Probably the most astonishing thing I saw at the show was the super wide angle lenses fromTheia. 1.3mm mega pixel pan focus lenses… with no distortion! It needs to be seen to be believed. I, personally, love lenses, and this goes against everything I know about lenses. It requires no power- all correction is done optically. Good for dPTZ and video forensics.
Of course, there is the SV35.3 series of hard drives from Seagate. Drives are the least visible, least glamorous, most important part of the CCTV system, and buying good drives are important. Available up to 1TB.
Some company I never heard of called Dotworkz has a line of wireless IP housings. Very nice.
Nothing I saw seemed very revolutionary. Everyboday was talking "H.264" and "storage" and "IP". Seems some companies are abandoning analog cameras entirely, and focusing on IP cameras and networking. Good thing too, except the security industry seems a bit lost as to this whole IP thing. It requires a whole new way of thinking, and some people just don't get it. For example- storage. We're all used to thinking of video storage as something expensive, so we compress video as much as possible to fit as much time as we can on the same amount of space. Video tape is expensive to buy and bulky so it's difficult to store. But we don't use video tape anymore, we use hard drives. And hard drives are so cheap nowadays it's virtually free. A 750GB SV35.3 Seagate hard drive is only $200 more than a 250GB hard drive (retail!) but the difference between a DVR with 160GB onboard and 1TB onboard is $1000 or more. There's no good reason why any DVR from any manufacturer should ship with less than 500GB of space.

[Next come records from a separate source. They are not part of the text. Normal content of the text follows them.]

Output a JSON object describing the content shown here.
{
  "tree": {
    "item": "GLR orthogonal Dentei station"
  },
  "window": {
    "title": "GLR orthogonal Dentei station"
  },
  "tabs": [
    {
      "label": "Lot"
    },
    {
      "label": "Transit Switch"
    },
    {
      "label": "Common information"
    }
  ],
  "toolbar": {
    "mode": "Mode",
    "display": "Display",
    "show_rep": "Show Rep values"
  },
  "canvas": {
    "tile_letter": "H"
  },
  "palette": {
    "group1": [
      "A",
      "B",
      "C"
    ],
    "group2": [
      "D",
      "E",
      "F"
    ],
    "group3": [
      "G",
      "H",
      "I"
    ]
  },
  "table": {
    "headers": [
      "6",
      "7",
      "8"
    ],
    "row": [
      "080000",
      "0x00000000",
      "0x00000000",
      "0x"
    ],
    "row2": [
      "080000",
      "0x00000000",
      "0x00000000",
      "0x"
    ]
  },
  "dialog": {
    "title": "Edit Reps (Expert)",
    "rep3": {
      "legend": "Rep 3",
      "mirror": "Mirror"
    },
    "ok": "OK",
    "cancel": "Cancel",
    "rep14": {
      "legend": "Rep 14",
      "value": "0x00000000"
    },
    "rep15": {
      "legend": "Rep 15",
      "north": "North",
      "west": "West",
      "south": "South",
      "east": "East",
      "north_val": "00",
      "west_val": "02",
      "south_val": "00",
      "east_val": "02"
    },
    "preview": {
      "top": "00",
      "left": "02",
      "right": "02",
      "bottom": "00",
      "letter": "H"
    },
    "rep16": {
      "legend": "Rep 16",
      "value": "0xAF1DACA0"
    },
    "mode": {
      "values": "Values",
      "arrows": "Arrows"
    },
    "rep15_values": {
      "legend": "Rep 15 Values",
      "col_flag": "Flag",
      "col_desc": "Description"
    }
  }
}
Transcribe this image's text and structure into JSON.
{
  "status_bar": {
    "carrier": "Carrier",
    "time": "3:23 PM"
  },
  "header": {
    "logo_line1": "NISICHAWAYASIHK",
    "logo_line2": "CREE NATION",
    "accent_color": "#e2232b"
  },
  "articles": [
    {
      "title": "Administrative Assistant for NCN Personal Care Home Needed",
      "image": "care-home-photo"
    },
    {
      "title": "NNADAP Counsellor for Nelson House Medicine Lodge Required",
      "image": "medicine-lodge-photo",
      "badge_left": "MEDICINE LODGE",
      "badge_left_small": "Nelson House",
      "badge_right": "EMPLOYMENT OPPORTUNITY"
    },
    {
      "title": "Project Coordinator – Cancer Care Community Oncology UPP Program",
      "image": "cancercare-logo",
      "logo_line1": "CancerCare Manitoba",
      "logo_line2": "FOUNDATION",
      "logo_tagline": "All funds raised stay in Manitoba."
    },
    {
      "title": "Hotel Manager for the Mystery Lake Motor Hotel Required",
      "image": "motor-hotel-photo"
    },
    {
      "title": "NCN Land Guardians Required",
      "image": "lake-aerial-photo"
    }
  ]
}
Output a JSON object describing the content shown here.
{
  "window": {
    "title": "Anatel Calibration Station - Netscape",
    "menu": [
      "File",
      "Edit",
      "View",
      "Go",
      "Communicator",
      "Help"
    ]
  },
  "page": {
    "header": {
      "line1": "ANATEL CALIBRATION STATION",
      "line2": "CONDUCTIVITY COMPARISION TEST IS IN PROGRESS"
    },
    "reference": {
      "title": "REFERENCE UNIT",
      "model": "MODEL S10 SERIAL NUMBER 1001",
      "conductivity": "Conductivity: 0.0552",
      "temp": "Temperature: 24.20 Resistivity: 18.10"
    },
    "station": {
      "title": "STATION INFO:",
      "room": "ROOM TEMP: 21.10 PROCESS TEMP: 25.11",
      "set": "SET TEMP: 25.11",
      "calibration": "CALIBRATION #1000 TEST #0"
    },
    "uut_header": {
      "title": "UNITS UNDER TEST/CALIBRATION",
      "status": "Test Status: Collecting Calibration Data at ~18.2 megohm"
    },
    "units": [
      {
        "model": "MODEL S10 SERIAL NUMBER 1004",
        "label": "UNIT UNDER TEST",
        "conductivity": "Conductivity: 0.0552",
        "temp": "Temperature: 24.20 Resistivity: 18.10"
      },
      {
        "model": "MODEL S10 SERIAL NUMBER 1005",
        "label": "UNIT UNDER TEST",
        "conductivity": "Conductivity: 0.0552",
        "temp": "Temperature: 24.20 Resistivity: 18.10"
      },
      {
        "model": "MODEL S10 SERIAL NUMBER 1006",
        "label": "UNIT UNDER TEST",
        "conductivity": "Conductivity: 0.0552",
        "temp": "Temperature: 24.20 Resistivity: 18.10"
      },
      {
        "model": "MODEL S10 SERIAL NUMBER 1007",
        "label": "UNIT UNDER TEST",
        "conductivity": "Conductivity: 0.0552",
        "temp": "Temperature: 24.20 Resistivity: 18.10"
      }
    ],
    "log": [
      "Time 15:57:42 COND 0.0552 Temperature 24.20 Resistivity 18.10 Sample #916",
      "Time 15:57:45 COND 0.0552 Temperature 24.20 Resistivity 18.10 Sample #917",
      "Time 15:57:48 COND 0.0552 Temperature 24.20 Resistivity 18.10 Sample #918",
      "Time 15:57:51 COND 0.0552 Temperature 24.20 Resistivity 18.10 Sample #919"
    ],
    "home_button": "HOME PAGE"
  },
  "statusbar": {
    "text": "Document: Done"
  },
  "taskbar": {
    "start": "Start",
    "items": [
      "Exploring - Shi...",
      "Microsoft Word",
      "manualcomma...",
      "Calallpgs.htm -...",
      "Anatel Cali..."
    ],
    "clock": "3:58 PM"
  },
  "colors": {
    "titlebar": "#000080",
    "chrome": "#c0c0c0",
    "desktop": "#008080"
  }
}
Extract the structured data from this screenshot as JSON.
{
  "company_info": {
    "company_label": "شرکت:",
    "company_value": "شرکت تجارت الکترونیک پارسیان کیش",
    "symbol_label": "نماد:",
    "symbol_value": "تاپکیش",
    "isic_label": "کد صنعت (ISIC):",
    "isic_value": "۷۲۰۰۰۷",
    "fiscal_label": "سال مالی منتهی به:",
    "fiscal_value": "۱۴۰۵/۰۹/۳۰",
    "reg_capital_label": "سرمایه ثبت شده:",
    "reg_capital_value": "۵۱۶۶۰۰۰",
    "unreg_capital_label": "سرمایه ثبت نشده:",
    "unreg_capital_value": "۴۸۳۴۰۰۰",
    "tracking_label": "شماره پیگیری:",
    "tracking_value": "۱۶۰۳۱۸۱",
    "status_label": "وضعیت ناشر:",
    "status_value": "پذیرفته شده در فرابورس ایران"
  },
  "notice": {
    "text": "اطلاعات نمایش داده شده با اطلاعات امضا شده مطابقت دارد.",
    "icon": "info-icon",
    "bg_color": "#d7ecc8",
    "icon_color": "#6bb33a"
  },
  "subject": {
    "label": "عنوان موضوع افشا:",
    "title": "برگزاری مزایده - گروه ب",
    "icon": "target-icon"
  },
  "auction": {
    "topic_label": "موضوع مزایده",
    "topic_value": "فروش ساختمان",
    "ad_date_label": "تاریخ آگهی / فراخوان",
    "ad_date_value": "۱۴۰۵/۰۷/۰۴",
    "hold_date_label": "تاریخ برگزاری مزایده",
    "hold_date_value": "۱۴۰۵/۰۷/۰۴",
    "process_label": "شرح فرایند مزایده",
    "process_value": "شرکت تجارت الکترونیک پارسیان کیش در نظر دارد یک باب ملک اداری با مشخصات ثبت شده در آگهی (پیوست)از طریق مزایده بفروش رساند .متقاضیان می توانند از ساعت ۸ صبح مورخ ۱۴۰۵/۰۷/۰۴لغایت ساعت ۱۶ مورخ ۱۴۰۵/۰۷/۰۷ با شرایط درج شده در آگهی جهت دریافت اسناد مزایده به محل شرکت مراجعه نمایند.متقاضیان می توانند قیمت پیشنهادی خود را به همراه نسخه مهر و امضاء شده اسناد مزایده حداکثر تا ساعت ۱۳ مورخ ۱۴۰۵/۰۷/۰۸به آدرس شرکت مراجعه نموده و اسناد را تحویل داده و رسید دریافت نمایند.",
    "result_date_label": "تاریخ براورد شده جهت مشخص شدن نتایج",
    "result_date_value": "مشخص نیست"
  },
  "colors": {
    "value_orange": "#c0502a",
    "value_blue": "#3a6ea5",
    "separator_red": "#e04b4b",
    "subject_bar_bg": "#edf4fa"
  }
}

The H.264 revolution could have gone in one of two ways. Either the DVR manufacturers could have decided to use the same resolution and just saved more video, or they could have saved the amount of video we're used to at a far higher resolution and frame rate. I applaud the companies that have decided to go in the second direction.
On a personal note, I got to meet Geoff Kohl at securityinfowatch.com's booth. I told him how much I appreciate this forum, which allows me to get a glimpse into the minds of the most imoportant users of CCTV- security guards and managers. Kudos.